Sticky grease formulated for use on open gears like you have on the back of your model A.  I use it on my 10L. The difference is amazing. If you get it on your clothes it will be there forever.


----------



## Kernbigo (Jan 26, 2016)

are more people using grease or oil on the change and tumbler gears?


----------



## armorer198401 (Jan 26, 2016)

Looks good, although I would plug up those oil holes if I were you. I see all kinds of stuff getting into those holes and dropping right into the bearings. 

Sent from my HTC6500LVW using Tapatalk


----------



## Chuck K (Jan 27, 2016)

Kernbigo said:


> are more people using grease or oil on the change and tumbler gears?

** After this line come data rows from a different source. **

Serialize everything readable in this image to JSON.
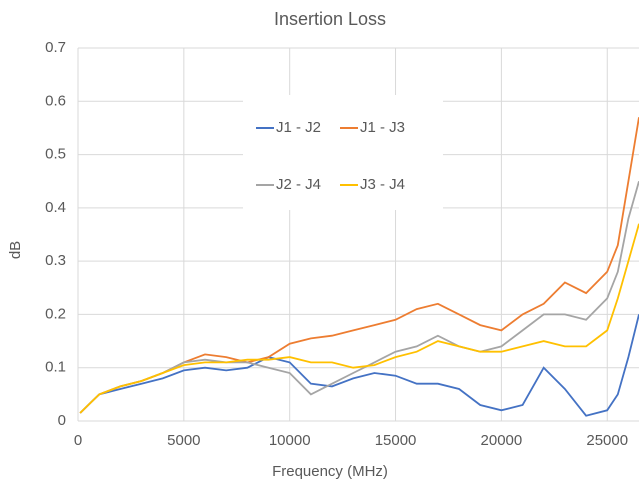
{
  "chart_data": {
    "type": "line",
    "title": "Insertion Loss",
    "x_label": "Frequency (MHz)",
    "y_label": "dB",
    "x": [
      100,
      1000,
      2000,
      3000,
      4000,
      5000,
      6000,
      7000,
      8000,
      9000,
      10000,
      11000,
      12000,
      13000,
      14000,
      15000,
      16000,
      17000,
      18000,
      19000,
      20000,
      21000,
      22000,
      23000,
      24000,
      25000,
      25500,
      26000,
      26500
    ],
    "series": [
      {
        "name": "J1 - J2",
        "color": "#4472c4",
        "values": [
          0.015,
          0.05,
          0.06,
          0.07,
          0.08,
          0.095,
          0.1,
          0.095,
          0.1,
          0.12,
          0.11,
          0.07,
          0.065,
          0.08,
          0.09,
          0.085,
          0.07,
          0.07,
          0.06,
          0.03,
          0.02,
          0.03,
          0.1,
          0.06,
          0.01,
          0.02,
          0.05,
          0.12,
          0.2
        ]
      },
      {
        "name": "J1 - J3",
        "color": "#ed7d31",
        "values": [
          0.015,
          0.05,
          0.065,
          0.075,
          0.09,
          0.11,
          0.125,
          0.12,
          0.11,
          0.12,
          0.145,
          0.155,
          0.16,
          0.17,
          0.18,
          0.19,
          0.21,
          0.22,
          0.2,
          0.18,
          0.17,
          0.2,
          0.22,
          0.26,
          0.24,
          0.28,
          0.33,
          0.45,
          0.57
        ]
      },
      {
        "name": "J2 - J4",
        "color": "#a5a5a5",
        "values": [
          0.015,
          0.05,
          0.065,
          0.075,
          0.09,
          0.11,
          0.115,
          0.11,
          0.11,
          0.1,
          0.09,
          0.05,
          0.07,
          0.09,
          0.11,
          0.13,
          0.14,
          0.16,
          0.14,
          0.13,
          0.14,
          0.17,
          0.2,
          0.2,
          0.19,
          0.23,
          0.28,
          0.38,
          0.45
        ]
      },
      {
        "name": "J3 - J4",
        "color": "#ffc000",
        "values": [
          0.015,
          0.05,
          0.065,
          0.075,
          0.09,
          0.105,
          0.11,
          0.11,
          0.115,
          0.115,
          0.12,
          0.11,
          0.11,
          0.1,
          0.105,
          0.12,
          0.13,
          0.15,
          0.14,
          0.13,
          0.13,
          0.14,
          0.15,
          0.14,
          0.14,
          0.17,
          0.23,
          0.3,
          0.37
        ]
      }
    ],
    "xlim": [
      0,
      26500
    ],
    "xticks": [
      0,
      5000,
      10000,
      15000,
      20000,
      25000
    ],
    "ylim": [
      0,
      0.7
    ],
    "yticks": [
      0,
      0.1,
      0.2,
      0.3,
      0.4,
      0.5,
      0.6,
      0.7
    ],
    "grid": true
  }
}
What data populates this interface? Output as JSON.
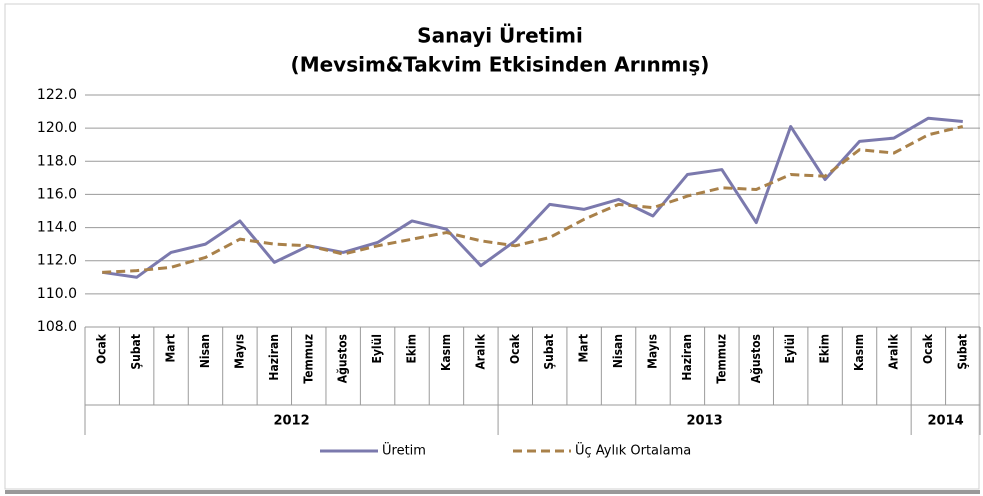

The only place I use grease on a lathe is on the gears on the back where the chips rarely go.  The stuff I use goes on real sticky but drys so it doesn't attract swarf.  I have used motorcycle chain lube on the gears in the quick change box. Never had a problem with that either because it drys right after you spray it on.  I just use way oil on them now.  I might start using the chain lube on the heavy 10 just because the oil makes such a mess running down the front of the pedestal.


----------



## Kernbigo (Jan 28, 2016)

those oil holes are how the bearings get oiled


----------



## armorer198401 (Feb 1, 2016)

Kernbigo said:


> those oil holes are how the bearings get oiled


If it were me, I would just use some Teflon grease packed into the bearings and plug the holes, even with something temporary. If any sort of chip gets in there it is going to gall those bearings.


----------